Technology is fighting hard to find solutions, such as reducing global warming by capturing and injecting carbon dioxide into the oceans (which will cause acidification of the oceans) or reflecting light back, using sulphur dioxide in the stratosphere (which will cause acid rains) by the albedo effect. But the “Jevons paradox” explains that technology alone cannot solve the environmental contradictions of capitalism.
So, can capitalism “go green”? In 1999 the CEO of British Petroleum, John Browne, coined the slogan “Beyond petroleum.” But the neoliberal economist Milton Friedman minced no words to say that “he can do it with his own money . . . He is an employee of stockholders, however elevated his position may appear to be. As such, he has a very strong moral responsibility to them.” In other words, profit first, not the environment.
The Guardian (London) says, “Climate change catastrophe can be averted by greening consumer behaviour rather than by curbing economic growth and mass consumerism.” The strategies of environmentalists that begin with the aim of protecting the environment end in protecting capitalism.
So the struggle to protect the planet has to undergo a metamorphosis to a direct fight against capitalism. If we are not contemplating ending capitalism we are contemplating ending life on Earth. Even when climate change was not a big issue, the Soviet Union passed a decree on environmental policy for the conservation of nature. It was Vladimir Vernadsky in 1929 who coined the term “biosphere.”

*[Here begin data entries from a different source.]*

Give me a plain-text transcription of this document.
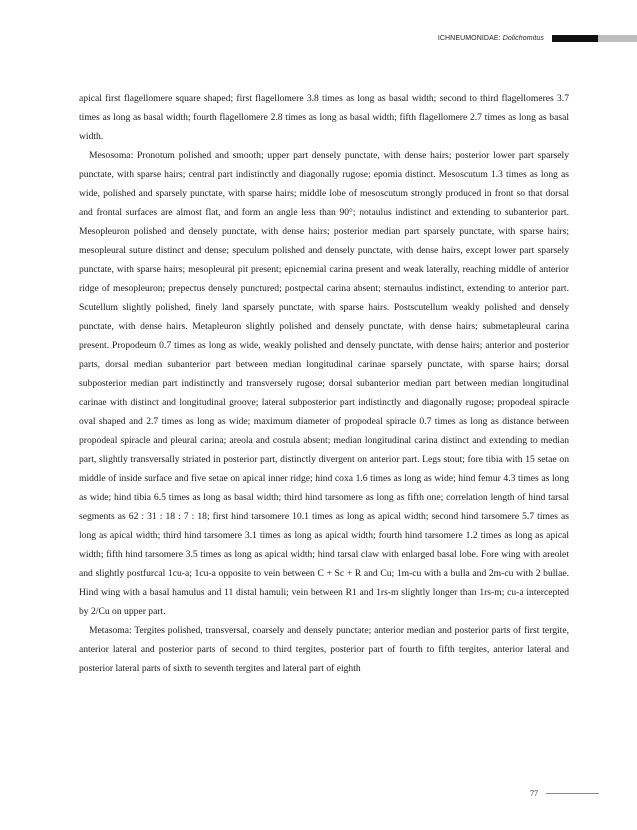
ICHNEUMONIDAE: Dolichomitus

apical first flagellomere square shaped; first flagellomere 3.8 times as long as basal width; second to third flagellomeres 3.7 times as long as basal width; fourth flagellomere 2.8 times as long as basal width; fifth flagellomere 2.7 times as long as basal width.

Mesosoma: Pronotum polished and smooth; upper part densely punctate, with dense hairs; posterior lower part sparsely punctate, with sparse hairs; central part indistinctly and diagonally rugose; epomia distinct. Mesoscutum 1.3 times as long as wide, polished and sparsely punctate, with sparse hairs; middle lobe of mesoscutum strongly produced in front so that dorsal and frontal surfaces are almost flat, and form an angle less than 90°; notaulus indistinct and extending to subanterior part. Mesopleuron polished and densely punctate, with dense hairs; posterior median part sparsely punctate, with sparse hairs; mesopleural suture distinct and dense; speculum polished and densely punctate, with dense hairs, except lower part sparsely punctate, with sparse hairs; mesopleural pit present; epicnemial carina present and weak laterally, reaching middle of anterior ridge of mesopleuron; prepectus densely punctured; postpectal carina absent; sternaulus indistinct, extending to anterior part. Scutellum slightly polished, finely land sparsely punctate, with sparse hairs. Postscutellum weakly polished and densely punctate, with dense hairs. Metapleuron slightly polished and densely punctate, with dense hairs; submetapleural carina present. Propodeum 0.7 times as long as wide, weakly polished and densely punctate, with dense hairs; anterior and posterior parts, dorsal median subanterior part between median longitudinal carinae sparsely punctate, with sparse hairs; dorsal subposterior median part indistinctly and transversely rugose; dorsal subanterior median part between median longitudinal carinae with distinct and longitudinal groove; lateral subposterior part indistinctly and diagonally rugose; propodeal spiracle oval shaped and 2.7 times as long as wide; maximum diameter of propodeal spiracle 0.7 times as long as distance between propodeal spiracle and pleural carina; areola and costula absent; median longitudinal carina distinct and extending to median part, slightly transversally striated in posterior part, distinctly divergent on anterior part. Legs stout; fore tibia with 15 setae on middle of inside surface and five setae on apical inner ridge; hind coxa 1.6 times as long as wide; hind femur 4.3 times as long as wide; hind tibia 6.5 times as long as basal width; third hind tarsomere as long as fifth one; correlation length of hind tarsal segments as 62 : 31 : 18 : 7 : 18; first hind tarsomere 10.1 times as long as apical width; second hind tarsomere 5.7 times as long as apical width; third hind tarsomere 3.1 times as long as apical width; fourth hind tarsomere 1.2 times as long as apical width; fifth hind tarsomere 3.5 times as long as apical width; hind tarsal claw with enlarged basal lobe. Fore wing with areolet and slightly postfurcal 1cu-a; 1cu-a opposite to vein between C + Sc + R and Cu; 1m-cu with a bulla and 2m-cu with 2 bullae. Hind wing with a basal hamulus and 11 distal hamuli; vein between R1 and 1rs-m slightly longer than 1rs-m; cu-a intercepted by 2/Cu on upper part.

Metasoma: Tergites polished, transversal, coarsely and densely punctate; anterior median and posterior parts of first tergite, anterior lateral and posterior parts of second to third tergites, posterior part of fourth to fifth tergites, anterior lateral and posterior lateral parts of sixth to seventh tergites and lateral part of eighth

77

The anthropologist Jason Hickel says that Cuba leads in the sustainable development index (SDI), which is a ratio between the human development index (HDI) and “ecological offshoot.” That is a carbon footprint per capita exceeding the earth’s natural limits; which means that Cuba develops without hurting the environment.
The United States, which imports from low-wage countries such as China, India and Bangladesh by offshoring production, has a carbon footprint per capita of 27 tonnes. To maintain its imperialist hegemony it has eight hundred military bases around the world and the military logistics that add to the carbon emissions and increase in military budgets that could otherwise be used for the people’s welfare and investment in environmental protection.
The insane economic expansion of rich countries has to slow down to give room for the economic growth of poorer ones. Is this possible under imperialism?
The force has to come from the bottom of society to transcend the system. Climate change is no longer a peripheral issue: it is a central issue that communists have to take up in the fight against capitalism. Otherwise, as during the covid-19 pandemic, the working class will be the ones worst affected by climate change.
References
John Bellamy Foster and Fred Magdoff, What Every Environmentalist Needs to Know about Capitalism (New York: New York University Press, 2011)
Tatiana R. Zaharchenko, “Environmental policy in the Soviet Union,” Environmental Law and Policy Center, vol. 14 (1990), p. 3–7.